The system is performing really well, is not our main backup system yet, but if everything is going like now, probably we will mark it as ‘production’ during this year. The restore machinery is also there so the users will be able to restore files by themselves.

Now we have 18k users (86% of total users) backed up daily using restic v0.9.6 (upstream version, no custom code), processing around 70M files/11T daily. Currently we are keeping a total of 560T of S3 storage (we apply prune every two days). I’ll participate next week in the 4th EOS Workshop at CERN, where I will give an quick update on the project and as always spread the word about restic beautifulness

nicnab · January 28, 2020, 5:41pm

Thanks for the update! That sounds very impressive I once visited the Atlas experiment before it was turned on and still remember my astonishment of all the superlatives I heard and saw at CERN. Good luck to you!

rawtaz · January 28, 2020, 9:25pm

@robvalca That’s a lot of data. Can you tell us something about the following?

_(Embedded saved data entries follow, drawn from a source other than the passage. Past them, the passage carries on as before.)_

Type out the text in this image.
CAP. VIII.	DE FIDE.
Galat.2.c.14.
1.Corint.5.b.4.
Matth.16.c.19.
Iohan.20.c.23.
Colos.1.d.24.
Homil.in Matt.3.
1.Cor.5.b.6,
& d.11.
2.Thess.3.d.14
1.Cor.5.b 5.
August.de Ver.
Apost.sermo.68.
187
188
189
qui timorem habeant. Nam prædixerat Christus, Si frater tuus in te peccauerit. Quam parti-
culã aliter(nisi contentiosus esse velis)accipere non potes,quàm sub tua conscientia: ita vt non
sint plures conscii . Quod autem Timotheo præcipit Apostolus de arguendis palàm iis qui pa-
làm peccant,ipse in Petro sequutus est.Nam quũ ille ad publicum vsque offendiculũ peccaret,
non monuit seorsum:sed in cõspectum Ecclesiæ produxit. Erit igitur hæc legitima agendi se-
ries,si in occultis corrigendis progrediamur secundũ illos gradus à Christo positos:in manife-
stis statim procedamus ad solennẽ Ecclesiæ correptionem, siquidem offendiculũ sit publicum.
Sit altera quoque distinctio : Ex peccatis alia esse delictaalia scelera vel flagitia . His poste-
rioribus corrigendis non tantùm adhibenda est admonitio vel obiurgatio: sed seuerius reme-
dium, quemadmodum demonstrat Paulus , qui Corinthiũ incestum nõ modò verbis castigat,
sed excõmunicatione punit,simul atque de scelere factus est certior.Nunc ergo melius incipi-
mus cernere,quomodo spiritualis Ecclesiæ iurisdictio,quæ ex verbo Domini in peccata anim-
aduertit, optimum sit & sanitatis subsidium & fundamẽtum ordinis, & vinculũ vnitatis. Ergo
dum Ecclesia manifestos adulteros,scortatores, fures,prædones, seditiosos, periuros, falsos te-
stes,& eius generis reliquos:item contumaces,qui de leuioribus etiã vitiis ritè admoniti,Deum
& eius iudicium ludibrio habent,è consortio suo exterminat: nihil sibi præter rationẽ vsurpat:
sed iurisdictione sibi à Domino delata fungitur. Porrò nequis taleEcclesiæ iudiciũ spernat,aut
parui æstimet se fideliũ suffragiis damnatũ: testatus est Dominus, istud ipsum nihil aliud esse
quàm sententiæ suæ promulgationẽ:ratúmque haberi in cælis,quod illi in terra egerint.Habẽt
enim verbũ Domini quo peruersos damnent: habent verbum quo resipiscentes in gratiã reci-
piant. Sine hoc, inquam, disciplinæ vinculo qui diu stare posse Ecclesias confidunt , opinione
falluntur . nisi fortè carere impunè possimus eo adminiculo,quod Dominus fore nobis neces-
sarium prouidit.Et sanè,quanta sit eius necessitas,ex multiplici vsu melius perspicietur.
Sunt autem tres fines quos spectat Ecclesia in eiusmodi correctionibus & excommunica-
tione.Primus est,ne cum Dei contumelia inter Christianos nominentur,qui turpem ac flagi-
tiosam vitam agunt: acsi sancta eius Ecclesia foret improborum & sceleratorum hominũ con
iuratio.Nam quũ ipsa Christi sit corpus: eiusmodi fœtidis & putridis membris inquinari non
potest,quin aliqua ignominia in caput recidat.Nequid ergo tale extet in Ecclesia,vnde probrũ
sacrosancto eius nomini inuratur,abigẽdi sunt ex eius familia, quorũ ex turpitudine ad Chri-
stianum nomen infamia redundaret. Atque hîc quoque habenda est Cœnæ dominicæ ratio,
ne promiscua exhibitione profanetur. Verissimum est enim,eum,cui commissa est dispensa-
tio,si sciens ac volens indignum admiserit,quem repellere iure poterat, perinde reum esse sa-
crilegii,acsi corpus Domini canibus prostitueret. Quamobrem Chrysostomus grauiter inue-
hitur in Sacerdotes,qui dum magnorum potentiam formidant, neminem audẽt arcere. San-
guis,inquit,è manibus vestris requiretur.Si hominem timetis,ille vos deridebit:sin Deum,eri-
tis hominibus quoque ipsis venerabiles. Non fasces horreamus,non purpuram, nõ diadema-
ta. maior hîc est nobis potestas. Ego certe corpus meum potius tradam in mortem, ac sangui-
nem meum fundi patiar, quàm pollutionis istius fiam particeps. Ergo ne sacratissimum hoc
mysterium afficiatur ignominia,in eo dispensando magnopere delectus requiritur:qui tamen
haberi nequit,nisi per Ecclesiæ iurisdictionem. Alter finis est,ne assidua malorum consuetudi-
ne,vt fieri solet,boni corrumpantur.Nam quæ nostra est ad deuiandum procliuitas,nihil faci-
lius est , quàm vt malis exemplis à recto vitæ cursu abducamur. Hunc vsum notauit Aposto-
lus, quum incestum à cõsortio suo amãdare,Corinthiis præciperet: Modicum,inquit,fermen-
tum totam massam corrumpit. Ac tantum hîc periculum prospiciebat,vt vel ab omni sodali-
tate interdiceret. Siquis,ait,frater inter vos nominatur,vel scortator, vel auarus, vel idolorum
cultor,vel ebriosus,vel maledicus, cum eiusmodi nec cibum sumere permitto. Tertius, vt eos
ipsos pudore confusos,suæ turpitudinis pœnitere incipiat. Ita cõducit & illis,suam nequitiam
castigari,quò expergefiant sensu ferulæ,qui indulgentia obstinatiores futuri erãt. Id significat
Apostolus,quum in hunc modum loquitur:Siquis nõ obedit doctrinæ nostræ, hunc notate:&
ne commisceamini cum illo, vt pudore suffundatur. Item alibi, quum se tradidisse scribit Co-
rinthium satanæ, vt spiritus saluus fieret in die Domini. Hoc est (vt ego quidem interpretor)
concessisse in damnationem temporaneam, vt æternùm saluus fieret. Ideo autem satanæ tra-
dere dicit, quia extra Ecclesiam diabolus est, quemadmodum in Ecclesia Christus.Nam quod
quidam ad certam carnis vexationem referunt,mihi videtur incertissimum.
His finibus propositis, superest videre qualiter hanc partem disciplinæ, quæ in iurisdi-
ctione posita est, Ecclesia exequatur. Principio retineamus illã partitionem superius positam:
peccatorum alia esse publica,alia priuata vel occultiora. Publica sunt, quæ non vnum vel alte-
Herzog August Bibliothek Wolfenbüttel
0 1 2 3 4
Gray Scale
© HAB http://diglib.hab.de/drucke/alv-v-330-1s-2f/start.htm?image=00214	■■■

How have you structured the repos? E.g. is it one per client/server machine, or have you split it up even more than that, or even combined multiple machines into common repos?
How large are the various types of repos - how much data do they back up on the machines and how does your deduplication ratio look (just approximately)?
How’s the prune process - How long does it take for how large repos, and how have you split up the prune runs (if you have multiple repos I presume you schedule them so they don’t all run at the same time)? Maybe if you have some output of a big prune run, that’d be interesting.

It’d be very interesting if you told us you have it all in one large repo and prune that ever couple of days :->

cdhowie · January 28, 2020, 9:34pm

And if so I’d be curious how many TBs of RAM they have in the machine running prune.

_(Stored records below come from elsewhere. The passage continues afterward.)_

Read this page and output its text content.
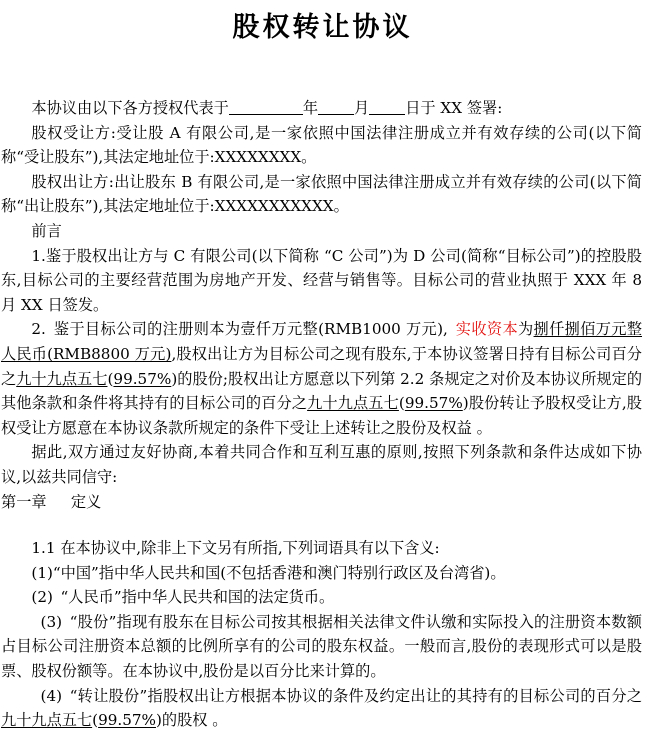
股权转让协议

本协议由以下各方授权代表于	年 月 日于 XX 签署:

股权受让方:受让股 A 有限公司,是一家依照中国法律注册成立并有效存续的公司(以下简称“受让股东”),其法定地址位于:XXXXXXXX。

股权出让方:出让股东 B 有限公司,是一家依照中国法律注册成立并有效存续的公司(以下简称“出让股东”),其法定地址位于:XXXXXXXXXXX。

前言

1.鉴于股权出让方与 C 有限公司(以下简称 “C 公司”)为 D 公司(简称“目标公司”)的控股股东,目标公司的主要经营范围为房地产开发、经营与销售等。目标公司的营业执照于 XXX 年 8 月 XX 日签发。

2. 鉴于目标公司的注册则本为壹仟万元整(RMB1000 万元), 实收资本为捌仟捌佰万元整人民币(RMB8800 万元),股权出让方为目标公司之现有股东,于本协议签署日持有目标公司百分之九十九点五七(99.57%)的股份;股权出让方愿意以下列第 2.2 条规定之对价及本协议所规定的其他条款和条件将其持有的目标公司的百分之九十九点五七(99.57%)股份转让予股权受让方,股权受让方愿意在本协议条款所规定的条件下受让上述转让之股份及权益 。

据此,双方通过友好协商,本着共同合作和互利互惠的原则,按照下列条款和条件达成如下协议,以兹共同信守:

第一章 定义

1.1 在本协议中,除非上下文另有所指,下列词语具有以下含义:

(1)“中国”指中华人民共和国(不包括香港和澳门特别行政区及台湾省)。

(2) “人民币”指中华人民共和国的法定货币。

(3) “股份”指现有股东在目标公司按其根据相关法律文件认缴和实际投入的注册资本数额占目标公司注册资本总额的比例所享有的公司的股东权益。一般而言,股份的表现形式可以是股票、股权份额等。在本协议中,股份是以百分比来计算的。

(4) “转让股份”指股权出让方根据本协议的条件及约定出让的其持有的目标公司的百分之九十九点五七(99.57%)的股权 。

robvalca · January 29, 2020, 8:55am

We have one repository per user (yeah, which means that we have 1 S3 bucket per user). I think that is a good trade-off as each user backup is not affecting the others. Also, the operations on the repos are faster. We delete the backups when the user leaves CERN, and that would be really expensive to delete data from shared repos.

It depends, we offer a quota of 1TB/1M files per user, so one repo can be from couple of GBs up to hundreds. We also have some specific users with extended quota, which can have > 4TB. The amount of data backed up depends of the day, but I would say between 7-11 TB. Also is important to say that thanks to some features of the source filesystem we can check easily if the backup is needed or not, which means that we don’t run restic everyday in every account (unless all users do some change during that day, which is unlikely) and only runs if there are changes on the filesystem. I haven’t measure this deduplication ratio because is difficult currently as we don’t backup all data from source, we do some filtering because there are files which are not needed in backup. Having different repos per user won’t help in file dedup but CDC will still do its job. I hope i can get this numbers soon, as I’m really interested !

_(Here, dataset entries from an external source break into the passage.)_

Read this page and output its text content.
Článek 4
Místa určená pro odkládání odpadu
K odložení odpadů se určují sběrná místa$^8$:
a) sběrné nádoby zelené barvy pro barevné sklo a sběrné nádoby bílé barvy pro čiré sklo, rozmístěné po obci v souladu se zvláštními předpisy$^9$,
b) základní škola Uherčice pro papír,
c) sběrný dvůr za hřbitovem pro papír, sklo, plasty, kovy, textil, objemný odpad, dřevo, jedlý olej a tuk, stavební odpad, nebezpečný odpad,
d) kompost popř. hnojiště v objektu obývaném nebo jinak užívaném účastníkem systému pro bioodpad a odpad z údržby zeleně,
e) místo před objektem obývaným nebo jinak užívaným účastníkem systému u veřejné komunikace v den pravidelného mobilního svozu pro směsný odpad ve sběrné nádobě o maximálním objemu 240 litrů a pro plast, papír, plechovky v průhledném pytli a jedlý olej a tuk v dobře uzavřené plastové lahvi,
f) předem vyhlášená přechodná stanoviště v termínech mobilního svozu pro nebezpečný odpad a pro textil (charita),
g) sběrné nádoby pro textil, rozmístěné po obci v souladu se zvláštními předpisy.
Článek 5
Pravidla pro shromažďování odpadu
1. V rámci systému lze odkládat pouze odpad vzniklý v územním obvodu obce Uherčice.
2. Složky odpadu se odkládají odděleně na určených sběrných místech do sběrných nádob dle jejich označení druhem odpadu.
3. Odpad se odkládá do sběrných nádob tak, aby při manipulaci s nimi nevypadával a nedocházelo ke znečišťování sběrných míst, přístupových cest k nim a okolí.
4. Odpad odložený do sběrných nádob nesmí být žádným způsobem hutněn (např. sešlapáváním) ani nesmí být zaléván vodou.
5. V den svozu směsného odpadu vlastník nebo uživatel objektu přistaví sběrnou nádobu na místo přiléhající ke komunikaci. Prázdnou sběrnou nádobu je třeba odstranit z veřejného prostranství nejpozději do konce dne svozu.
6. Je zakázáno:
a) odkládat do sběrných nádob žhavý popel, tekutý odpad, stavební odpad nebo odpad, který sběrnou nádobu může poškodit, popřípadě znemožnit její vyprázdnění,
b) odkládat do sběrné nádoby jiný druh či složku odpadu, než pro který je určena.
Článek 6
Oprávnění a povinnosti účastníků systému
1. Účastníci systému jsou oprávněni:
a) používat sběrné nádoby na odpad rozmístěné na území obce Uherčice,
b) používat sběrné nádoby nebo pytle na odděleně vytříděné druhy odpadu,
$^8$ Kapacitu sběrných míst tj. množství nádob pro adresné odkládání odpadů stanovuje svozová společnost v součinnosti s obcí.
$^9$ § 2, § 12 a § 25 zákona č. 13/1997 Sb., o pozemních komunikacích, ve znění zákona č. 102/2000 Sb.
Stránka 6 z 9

We have specific “restic pruners” which select random backup jobs which are in “Completed” status and applies the prunning (6m, 5w, 7d). We run at least one prune per each user every two days. Here are some prune basic stats about some big repos (start, finish, stats):

2020-01-28 03:51:54 2020-01-28 04:52:27 Total Size: 1.894 TiB, Freed Size: 85.328 MiB
2020-01-29 01:17:38 2020-01-29 03:11:55 Total Size: 1.963 TiB, Freed Size: 1.018 GiB
2020-01-28 00:27:19 2020-01-28 02:11:07 Total Size: 2.039 TiB, Freed Size: 44.401 GiB
2020-01-26 10:01:12 2020-01-26 11:29:25 Total Size: 2.537 TiB, Freed Size: 1.318 GiB
2020-01-27 20:40:22 2020-01-27 23:48:24 Total Size: 2.580 TiB, Freed Size: 188.792 GiB
2020-01-28 04:35:51 2020-01-28 07:22:37 Total Size: 2.715 TiB, Freed Size: 95.134 GiB
2020-01-28 02:13:21 2020-01-28 04:07:02 Total Size: 2.900 TiB, Freed Size: 384.192 MiB
2020-01-26 11:55:10 2020-01-26 14:09:34 Total Size: 3.091 TiB, Freed Size: 89.219 MiB
2020-01-28 18:52:25 2020-01-28 22:03:17 Total Size: 3.307 TiB, Freed Size: 48.862 GiB
2020-01-29 04:56:07 2020-01-29 07:40:32 Total Size: 4.511 TiB, Freed Size: 755.659 MiB

No, there are two virtual machines with 16G of RAM, with 2 prune processes each.

Let me know if you need to know anything else!